Fairytale, Alexander Sokurov
Credit: Locarno Film Festival
by Ayeen Forootan Film

Fairytale — Alexander Sokurov

August 17, 2022

It’s possible to make the claim that, from a certain point in his career, the works of the veteran (and outcast) Russian filmmaker Alexander Sokurov have emplaced the notion of history as their main focal fascination, at least in a more explicit sense. History, in its grander discursive aspects (in terms of the corrupting effects of power, tyrannical decadence, or its socio-political panorama), is vividly present in his Tetralogy of Power (Moloch, Taurus, The Sun, and Faust), in Russian Ark and Francofonia (where the director also exhibits art and culture as the true antitheses and resistant forces against the maladies and tragedies of modern civilization), and even in the more personal realms of Mother and Son, Father and Son, and Alexandra (where the familial contexts both reveal their own small-scaled (hi)stories and are situated within broader narratives). Thus, his most recent film (after seven years), Fairytale, once again invites viewers into this familiar domain, but with fresher artistic vision and aesthetic innovation than what we’ve seen before.

Opening with the ominous chirping of birds and thundering explosions in the sky, Fairytale reveals its comically absurdist tone and atmosphere through the juxtaposition of a biblical quote — “You strangled Satan, passion bearer, with the godly strings of your suffering” — with an encounter between the Communist dictator Joseph Stalin (newly awoken on his deathbed) and Jesus Christ. Much of this absurdism is somewhat reminiscent of Jan Švankmajer, although Sokurov’s dark, fable-like satire (which one may regard as an essayistic mockumentary) incorporates a very peculiar and novel technique of synthesizing deep faked archival footage with a series of animations into a dreamlike, chimerical collage of charcoal. Set in a purgatorial space in which the infernal quartet of Second World War dictators (Stalin, Hitler, Mussolini, and Churchill) appears as if resurrected in death, Sokurov reanimates their bygone ghosts to remind us of the vanities and horrors of the 20th century; that while they may be invisible, they still persist and haunt the present. Within this temporal and spatial dead zone, the men of power and tyranny meander, carelessly and with a sense of glorious self-satisfaction, through a phantasmagoric landscape of ruins and corpses. The infamous foursome, engaged endlessly in conversation (or, more accurately, a hallucinatory and lyrical blend of riposte and soliloquy), are playfully reimagined as still entangled in reality, in their futile ideals and egos, manifesting their high hopes for a future now past. They talk excessively, sneakily mock and insult one another, admire their inglorious achievements, and — most comically — overlap, multiplying corporeally and mirroring one another through various versions of themselves.
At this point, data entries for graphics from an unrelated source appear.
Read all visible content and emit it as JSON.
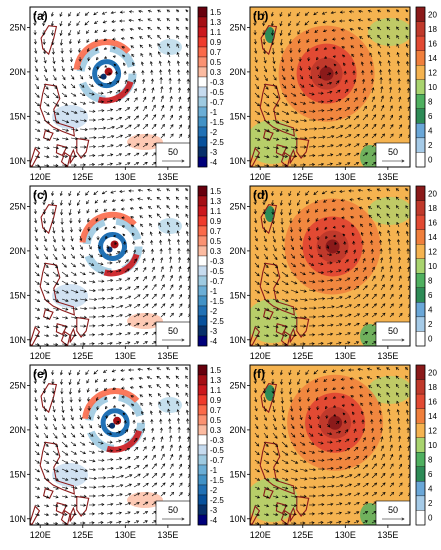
{
  "chart_data": [
    {
      "type": "heatmap",
      "panel_label": "(a)",
      "field": "diverging",
      "xticks": [
        "120E",
        "125E",
        "130E",
        "135E"
      ],
      "yticks": [
        "10N",
        "15N",
        "20N",
        "25N"
      ],
      "colorbar": [
        "1.5",
        "1.3",
        "1.1",
        "0.9",
        "0.7",
        "0.5",
        "0.3",
        "-0.3",
        "-0.5",
        "-0.7",
        "-1",
        "-1.5",
        "-2",
        "-2.5",
        "-3",
        "-4"
      ],
      "reference_vector": "50",
      "vortex_center": {
        "lon": 127.8,
        "lat": 19.8
      }
    },
    {
      "type": "heatmap",
      "panel_label": "(b)",
      "field": "sequential",
      "xticks": [
        "120E",
        "125E",
        "130E",
        "135E"
      ],
      "yticks": [
        "10N",
        "15N",
        "20N",
        "25N"
      ],
      "colorbar": [
        "20",
        "18",
        "16",
        "14",
        "12",
        "10",
        "8",
        "6",
        "4",
        "2",
        "0"
      ],
      "reference_vector": "50",
      "vortex_center": {
        "lon": 127.8,
        "lat": 19.8
      }
    },
    {
      "type": "heatmap",
      "panel_label": "(c)",
      "field": "diverging",
      "xticks": [
        "120E",
        "125E",
        "130E",
        "135E"
      ],
      "yticks": [
        "10N",
        "15N",
        "20N",
        "25N"
      ],
      "colorbar": [
        "1.5",
        "1.3",
        "1.1",
        "0.9",
        "0.7",
        "0.5",
        "0.3",
        "-0.3",
        "-0.5",
        "-0.7",
        "-1",
        "-1.5",
        "-2",
        "-2.5",
        "-3",
        "-4"
      ],
      "reference_vector": "50",
      "vortex_center": {
        "lon": 128.5,
        "lat": 20.5
      }
    },
    {
      "type": "heatmap",
      "panel_label": "(d)",
      "field": "sequential",
      "xticks": [
        "120E",
        "125E",
        "130E",
        "135E"
      ],
      "yticks": [
        "10N",
        "15N",
        "20N",
        "25N"
      ],
      "colorbar": [
        "20",
        "18",
        "16",
        "14",
        "12",
        "10",
        "8",
        "6",
        "4",
        "2",
        "0"
      ],
      "reference_vector": "50",
      "vortex_center": {
        "lon": 128.5,
        "lat": 20.5
      }
    },
    {
      "type": "heatmap",
      "panel_label": "(e)",
      "field": "diverging",
      "xticks": [
        "120E",
        "125E",
        "130E",
        "135E"
      ],
      "yticks": [
        "10N",
        "15N",
        "20N",
        "25N"
      ],
      "colorbar": [
        "1.5",
        "1.3",
        "1.1",
        "0.9",
        "0.7",
        "0.5",
        "0.3",
        "-0.3",
        "-0.5",
        "-0.7",
        "-1",
        "-1.5",
        "-2",
        "-2.5",
        "-3",
        "-4"
      ],
      "reference_vector": "50",
      "vortex_center": {
        "lon": 128.8,
        "lat": 20.8
      }
    },
    {
      "type": "heatmap",
      "panel_label": "(f)",
      "field": "sequential",
      "xticks": [
        "120E",
        "125E",
        "130E",
        "135E"
      ],
      "yticks": [
        "10N",
        "15N",
        "20N",
        "25N"
      ],
      "colorbar": [
        "20",
        "18",
        "16",
        "14",
        "12",
        "10",
        "8",
        "6",
        "4",
        "2",
        "0"
      ],
      "reference_vector": "50",
      "vortex_center": {
        "lon": 128.8,
        "lat": 20.8
      }
    }
  ],
  "palettes": {
    "diverging": [
      "#67000d",
      "#a50f15",
      "#cb181d",
      "#ef3b2c",
      "#fb6a4a",
      "#fc9272",
      "#fcbba1",
      "#ffffff",
      "#c6dbef",
      "#9ecae1",
      "#6baed6",
      "#4292c6",
      "#2171b5",
      "#08519c",
      "#08306b",
      "#00007a"
    ],
    "sequential": [
      "#8b1a1a",
      "#c0392b",
      "#e24a33",
      "#f07f3c",
      "#f5b350",
      "#a9d46f",
      "#4fb060",
      "#2e8b57",
      "#6aa7d8",
      "#a6cbe8",
      "#ffffff"
    ],
    "land_outline": "#8b1a1a",
    "arrow": "#000000"
  }
}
The overlapping monologues and dialogues, the free-floating streams of monochromatic and expressionist images, the repetitive actions and gestures, the ambiance of poetic surrealism, the eerily gloomy beauty; all these contribute to Fairytale’s misty, post-apocalyptic wasteland in a way that deliberately stops time and stifles life. Sokurov’s aesthetic and thematic strategies, underscored in the central motif of repetition, help cement in the film’s circular and agonizingly slow-paced montage an undivine comedy of eternal, irredeemable damnation. The film’s deliberately atemporal and non-spatial milieu reunites its eternal inhabitants in a seemingly (and admittedly painfully) aimless conflagration of eccentricity, but — even as a minor riff, compared to the enormity of the filmmaker’s oeuvre — it still provides, through its epic and visual virtuosity (one of the most notable scenes is when we see a flood of masses/victims march in distorted images to orchestral music), plenty to muse over. As a multilayered and crucially complementary work to Sokurov’s previous output, Fairytale reconsiders the ever-present horizons of humanity’s past, and somberly suggests that these once-vistas may still be malevolently reincarnated for the future.


Published as part of Locarno Film Festival 2022 — Dispatch 2.